In Spain, Banca Civica, which was formed from the merger of three smaller savings cajas, said on Friday it plans to place €450m in convertible bonds. In a statement, the lender said it had signed an agreement with JC Flowers, the US private equity group, which will subscribe to the full amount of the issue.
European bank were mostly lower ahead of the results of the tests, expected after the market closes on Friday, led by UK banks.
HSBC was down 2.1 per cent, Standard Chartered was 2 per cent weaker and Barclays was 1.8 per cent lower in London. Deutsche Bank was 1.2 per cent lower in Frankfurt, while BNP Parisbas and Crédit Agricole, the French banks, were also lower. Santander and BBVA, two of Spain’s largest banks fell, reversing earlier gains.
On the currency exchanges, the euro slumped against the dollar after a draft document said the 91 banks being stress-tested were only examined on European sovereign debt losses for the bonds they trade, rather than those they hold to maturity.
Switzerland’s regulators will also publish the results of their banking stress tests on Friday, an exercise the country’s bankers say was “twice as tough” on Credit Suisse and UBS as the EU stress tests.
The announcement by National Bank of Greece followed last-minute revisions by Athens banks on Wednesday after criteria for Greece on bond portfolios and non-performing loans were unexpectedly tightened.
Analysts said concern was mounting that several of the six Greek banks included would fail the stress tests under the revised criteria.
If a Greek bank fails the test, it would be able to seek a capital injection from a €10bn financial stability fund set up this month under the terms of Greece’s €110bn bail-out by the European Union and International Monetary Fund.
NBG said its tier two note would be issued on August 3 by a UK-based subsidiary. Last week the bank denied Greek media reports it was planning a capital increase. The issue would strengthen NBG’s total capital ratio by 66 basis points under Greek central bank regulations in tier two securities.
Greek banks have transferred the bulk of their bondholdings, estimated at around €45bn, from trading to hold-to-maturity portfolios.
With estimated bondholdings of around €22bn, NBG has the largest portfolio of sovereign debt of any Greek bank.

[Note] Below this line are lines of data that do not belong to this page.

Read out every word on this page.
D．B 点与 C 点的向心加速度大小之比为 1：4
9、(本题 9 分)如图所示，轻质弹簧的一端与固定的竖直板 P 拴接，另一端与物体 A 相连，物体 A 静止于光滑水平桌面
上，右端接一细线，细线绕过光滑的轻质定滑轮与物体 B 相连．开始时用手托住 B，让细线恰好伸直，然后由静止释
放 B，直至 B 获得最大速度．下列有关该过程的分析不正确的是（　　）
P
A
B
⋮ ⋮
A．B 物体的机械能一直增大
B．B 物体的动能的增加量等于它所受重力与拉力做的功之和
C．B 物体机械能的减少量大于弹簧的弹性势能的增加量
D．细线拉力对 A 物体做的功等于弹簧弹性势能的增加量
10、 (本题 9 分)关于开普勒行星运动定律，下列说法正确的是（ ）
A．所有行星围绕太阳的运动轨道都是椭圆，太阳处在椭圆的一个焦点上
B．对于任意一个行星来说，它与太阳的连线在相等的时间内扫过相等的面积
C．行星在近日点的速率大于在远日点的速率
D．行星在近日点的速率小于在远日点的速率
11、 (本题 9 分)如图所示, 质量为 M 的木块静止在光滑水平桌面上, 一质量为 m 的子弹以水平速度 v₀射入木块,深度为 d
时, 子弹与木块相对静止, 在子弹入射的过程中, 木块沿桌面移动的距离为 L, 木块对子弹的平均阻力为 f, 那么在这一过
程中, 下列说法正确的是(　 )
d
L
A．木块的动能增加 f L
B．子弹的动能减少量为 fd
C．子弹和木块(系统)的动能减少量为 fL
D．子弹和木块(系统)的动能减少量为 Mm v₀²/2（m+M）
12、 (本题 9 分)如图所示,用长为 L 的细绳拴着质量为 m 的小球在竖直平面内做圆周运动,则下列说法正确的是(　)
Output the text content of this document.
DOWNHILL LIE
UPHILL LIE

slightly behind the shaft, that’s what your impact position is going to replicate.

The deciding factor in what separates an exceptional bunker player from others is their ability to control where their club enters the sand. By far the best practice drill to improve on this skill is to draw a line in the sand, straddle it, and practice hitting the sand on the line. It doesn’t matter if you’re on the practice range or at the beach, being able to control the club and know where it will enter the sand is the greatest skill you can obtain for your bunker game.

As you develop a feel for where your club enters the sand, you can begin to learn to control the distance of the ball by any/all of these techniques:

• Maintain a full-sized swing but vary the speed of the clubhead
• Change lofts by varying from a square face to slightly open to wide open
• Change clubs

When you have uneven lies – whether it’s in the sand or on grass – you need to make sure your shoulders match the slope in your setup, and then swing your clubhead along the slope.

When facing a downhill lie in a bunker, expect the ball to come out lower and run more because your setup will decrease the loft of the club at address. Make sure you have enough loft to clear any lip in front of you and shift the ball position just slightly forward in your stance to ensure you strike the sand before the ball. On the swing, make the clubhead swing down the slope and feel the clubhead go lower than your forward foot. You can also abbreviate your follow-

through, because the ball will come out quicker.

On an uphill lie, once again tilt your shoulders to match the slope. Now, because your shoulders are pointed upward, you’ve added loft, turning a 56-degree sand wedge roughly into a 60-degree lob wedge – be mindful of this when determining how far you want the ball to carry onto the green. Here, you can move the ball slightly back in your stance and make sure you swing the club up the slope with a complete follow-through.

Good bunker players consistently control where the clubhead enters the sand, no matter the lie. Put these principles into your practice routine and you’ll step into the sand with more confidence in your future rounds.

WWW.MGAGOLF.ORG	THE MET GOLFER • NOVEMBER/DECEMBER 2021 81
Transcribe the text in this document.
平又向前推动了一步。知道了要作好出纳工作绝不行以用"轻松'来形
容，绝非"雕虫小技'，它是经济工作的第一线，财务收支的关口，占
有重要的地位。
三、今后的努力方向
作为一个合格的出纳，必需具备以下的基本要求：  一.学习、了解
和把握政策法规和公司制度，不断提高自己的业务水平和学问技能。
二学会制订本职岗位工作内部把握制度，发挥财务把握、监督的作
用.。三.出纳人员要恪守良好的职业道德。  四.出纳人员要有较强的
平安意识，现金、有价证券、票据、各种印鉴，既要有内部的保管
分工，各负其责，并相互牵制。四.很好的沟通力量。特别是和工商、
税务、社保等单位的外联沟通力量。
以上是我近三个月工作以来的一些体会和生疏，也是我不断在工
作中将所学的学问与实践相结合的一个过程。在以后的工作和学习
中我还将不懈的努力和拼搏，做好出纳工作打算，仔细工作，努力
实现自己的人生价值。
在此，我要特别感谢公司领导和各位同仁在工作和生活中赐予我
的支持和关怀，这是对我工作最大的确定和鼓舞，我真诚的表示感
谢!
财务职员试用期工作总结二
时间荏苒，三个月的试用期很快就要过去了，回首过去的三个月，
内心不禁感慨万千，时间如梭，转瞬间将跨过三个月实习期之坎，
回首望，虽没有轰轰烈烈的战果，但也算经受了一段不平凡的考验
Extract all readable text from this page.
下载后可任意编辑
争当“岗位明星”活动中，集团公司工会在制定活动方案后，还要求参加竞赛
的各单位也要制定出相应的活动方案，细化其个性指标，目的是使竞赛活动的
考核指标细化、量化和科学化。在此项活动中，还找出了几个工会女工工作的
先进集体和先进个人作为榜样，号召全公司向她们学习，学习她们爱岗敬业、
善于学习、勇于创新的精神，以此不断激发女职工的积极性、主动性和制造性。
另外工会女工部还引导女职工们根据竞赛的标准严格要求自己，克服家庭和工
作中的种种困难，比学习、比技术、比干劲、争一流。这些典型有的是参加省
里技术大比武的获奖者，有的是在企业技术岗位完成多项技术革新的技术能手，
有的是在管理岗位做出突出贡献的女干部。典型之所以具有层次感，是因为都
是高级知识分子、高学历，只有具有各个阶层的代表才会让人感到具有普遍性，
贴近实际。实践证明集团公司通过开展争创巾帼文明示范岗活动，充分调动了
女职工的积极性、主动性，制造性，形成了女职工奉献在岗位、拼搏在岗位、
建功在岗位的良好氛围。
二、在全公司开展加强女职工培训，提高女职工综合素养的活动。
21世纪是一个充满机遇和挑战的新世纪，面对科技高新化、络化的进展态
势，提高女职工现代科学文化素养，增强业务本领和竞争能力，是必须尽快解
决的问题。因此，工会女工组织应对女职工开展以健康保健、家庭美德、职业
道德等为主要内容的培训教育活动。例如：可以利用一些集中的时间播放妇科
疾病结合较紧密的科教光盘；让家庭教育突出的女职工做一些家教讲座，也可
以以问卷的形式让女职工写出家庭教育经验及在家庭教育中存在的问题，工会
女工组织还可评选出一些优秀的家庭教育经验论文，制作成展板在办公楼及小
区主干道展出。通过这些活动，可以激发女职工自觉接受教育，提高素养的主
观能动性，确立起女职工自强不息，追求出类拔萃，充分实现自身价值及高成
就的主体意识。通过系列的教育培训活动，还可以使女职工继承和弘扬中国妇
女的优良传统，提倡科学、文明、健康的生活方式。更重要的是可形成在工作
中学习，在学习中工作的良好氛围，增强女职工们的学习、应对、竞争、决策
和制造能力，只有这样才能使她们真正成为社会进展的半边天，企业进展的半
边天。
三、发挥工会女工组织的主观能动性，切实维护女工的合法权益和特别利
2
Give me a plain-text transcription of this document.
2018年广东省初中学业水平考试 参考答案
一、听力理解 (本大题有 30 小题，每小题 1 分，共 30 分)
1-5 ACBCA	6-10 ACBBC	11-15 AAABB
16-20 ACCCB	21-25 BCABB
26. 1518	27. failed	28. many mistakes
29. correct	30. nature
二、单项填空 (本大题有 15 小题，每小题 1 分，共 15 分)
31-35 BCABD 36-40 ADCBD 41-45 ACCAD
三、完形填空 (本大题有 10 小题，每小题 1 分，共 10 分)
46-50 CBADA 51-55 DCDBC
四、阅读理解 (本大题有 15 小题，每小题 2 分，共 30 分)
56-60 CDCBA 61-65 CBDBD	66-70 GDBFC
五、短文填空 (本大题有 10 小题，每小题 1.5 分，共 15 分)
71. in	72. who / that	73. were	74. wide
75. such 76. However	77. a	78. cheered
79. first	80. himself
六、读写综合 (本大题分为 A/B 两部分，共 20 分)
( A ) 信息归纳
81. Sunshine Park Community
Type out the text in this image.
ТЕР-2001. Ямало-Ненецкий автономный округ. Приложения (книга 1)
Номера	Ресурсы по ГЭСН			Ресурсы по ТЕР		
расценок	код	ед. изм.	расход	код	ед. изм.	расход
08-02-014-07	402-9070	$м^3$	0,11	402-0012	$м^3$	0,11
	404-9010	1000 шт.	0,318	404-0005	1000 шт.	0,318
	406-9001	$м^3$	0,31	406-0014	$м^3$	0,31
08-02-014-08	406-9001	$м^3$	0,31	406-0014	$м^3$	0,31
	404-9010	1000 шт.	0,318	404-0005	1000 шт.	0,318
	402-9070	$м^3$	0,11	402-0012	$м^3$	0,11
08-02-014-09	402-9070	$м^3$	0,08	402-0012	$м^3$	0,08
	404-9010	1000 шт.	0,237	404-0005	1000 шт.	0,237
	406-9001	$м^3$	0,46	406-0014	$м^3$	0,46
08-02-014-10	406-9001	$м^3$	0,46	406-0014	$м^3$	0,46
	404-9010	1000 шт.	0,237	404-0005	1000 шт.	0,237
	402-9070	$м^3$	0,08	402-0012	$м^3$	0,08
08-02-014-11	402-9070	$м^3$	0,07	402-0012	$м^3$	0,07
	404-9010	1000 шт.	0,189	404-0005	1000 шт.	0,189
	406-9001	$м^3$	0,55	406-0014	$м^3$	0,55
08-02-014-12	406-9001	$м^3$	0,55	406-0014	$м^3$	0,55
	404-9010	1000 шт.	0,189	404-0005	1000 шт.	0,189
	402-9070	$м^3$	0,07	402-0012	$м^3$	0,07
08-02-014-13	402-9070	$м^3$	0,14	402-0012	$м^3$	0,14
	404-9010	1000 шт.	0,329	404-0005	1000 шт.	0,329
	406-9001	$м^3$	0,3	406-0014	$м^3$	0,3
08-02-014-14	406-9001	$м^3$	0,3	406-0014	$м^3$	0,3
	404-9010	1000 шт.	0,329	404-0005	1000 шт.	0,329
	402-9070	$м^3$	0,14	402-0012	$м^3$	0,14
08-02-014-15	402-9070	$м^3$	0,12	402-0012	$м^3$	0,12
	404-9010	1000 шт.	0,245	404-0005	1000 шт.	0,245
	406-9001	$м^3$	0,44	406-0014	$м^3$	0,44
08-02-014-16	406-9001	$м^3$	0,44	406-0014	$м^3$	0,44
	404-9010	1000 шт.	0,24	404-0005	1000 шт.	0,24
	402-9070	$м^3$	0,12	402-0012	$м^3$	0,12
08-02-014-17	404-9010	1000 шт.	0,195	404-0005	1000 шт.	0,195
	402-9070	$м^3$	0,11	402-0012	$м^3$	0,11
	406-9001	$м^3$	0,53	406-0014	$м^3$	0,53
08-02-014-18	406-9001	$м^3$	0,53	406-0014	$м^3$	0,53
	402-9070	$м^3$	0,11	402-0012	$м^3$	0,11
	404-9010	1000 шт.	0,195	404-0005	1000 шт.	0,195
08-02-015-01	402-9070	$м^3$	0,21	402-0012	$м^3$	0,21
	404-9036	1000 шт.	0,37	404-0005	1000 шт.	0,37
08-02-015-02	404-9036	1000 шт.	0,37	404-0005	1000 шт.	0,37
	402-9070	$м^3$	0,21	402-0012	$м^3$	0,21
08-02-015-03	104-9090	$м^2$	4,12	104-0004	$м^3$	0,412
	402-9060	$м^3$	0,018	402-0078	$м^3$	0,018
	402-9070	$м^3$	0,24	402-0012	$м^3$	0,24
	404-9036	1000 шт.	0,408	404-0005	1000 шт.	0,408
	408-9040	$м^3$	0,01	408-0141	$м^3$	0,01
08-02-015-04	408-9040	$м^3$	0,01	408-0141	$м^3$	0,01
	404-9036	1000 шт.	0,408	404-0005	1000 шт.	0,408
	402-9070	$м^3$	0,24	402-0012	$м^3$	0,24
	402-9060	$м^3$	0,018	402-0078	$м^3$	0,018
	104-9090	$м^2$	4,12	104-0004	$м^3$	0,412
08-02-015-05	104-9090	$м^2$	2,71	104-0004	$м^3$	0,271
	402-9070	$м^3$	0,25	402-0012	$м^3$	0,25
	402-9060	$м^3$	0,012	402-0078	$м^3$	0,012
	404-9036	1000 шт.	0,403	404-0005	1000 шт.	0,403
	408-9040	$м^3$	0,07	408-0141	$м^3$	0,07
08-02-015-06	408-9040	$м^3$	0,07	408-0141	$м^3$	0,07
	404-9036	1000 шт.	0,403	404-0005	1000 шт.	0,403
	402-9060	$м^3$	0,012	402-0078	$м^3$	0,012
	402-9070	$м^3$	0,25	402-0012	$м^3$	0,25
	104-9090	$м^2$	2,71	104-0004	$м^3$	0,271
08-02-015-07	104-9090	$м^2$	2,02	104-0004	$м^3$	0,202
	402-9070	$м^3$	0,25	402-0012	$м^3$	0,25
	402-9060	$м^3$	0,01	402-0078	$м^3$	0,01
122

Banca Civica’s bond deal with JC Flowers carries an initial interest rate of 7.5 per cent. Banca Civica said that was 25 basis points cheaper than accessing funds from the government’s bank restructuring fund, or FROB.
The deal follows concerns in Spain that several of the country’s 18 savings banks would fail the stress tests and would need more capital. Earlier this month the government decreed new rules allowing unlisted regional savings banks, or cajas, to issue a form of share, including voting rights and making it easier for them to issue debt.
In Slovenia, NLB, with a tier one capital ratio of 7.2 per cent, is widely expected to underperform in the stress tests compared with its peer group. NLB has for months made no secret of its desire to raise capital. If the new plan fails, the bank said it would adjust its operations to its present capital capacities, acknowledging that its balance sheet used capital instruments that were “essentially debt instruments and so far still included in equity, but will fall due in the following years”.
The group made a €34.6m loss in the first half of this year because of large provisioning.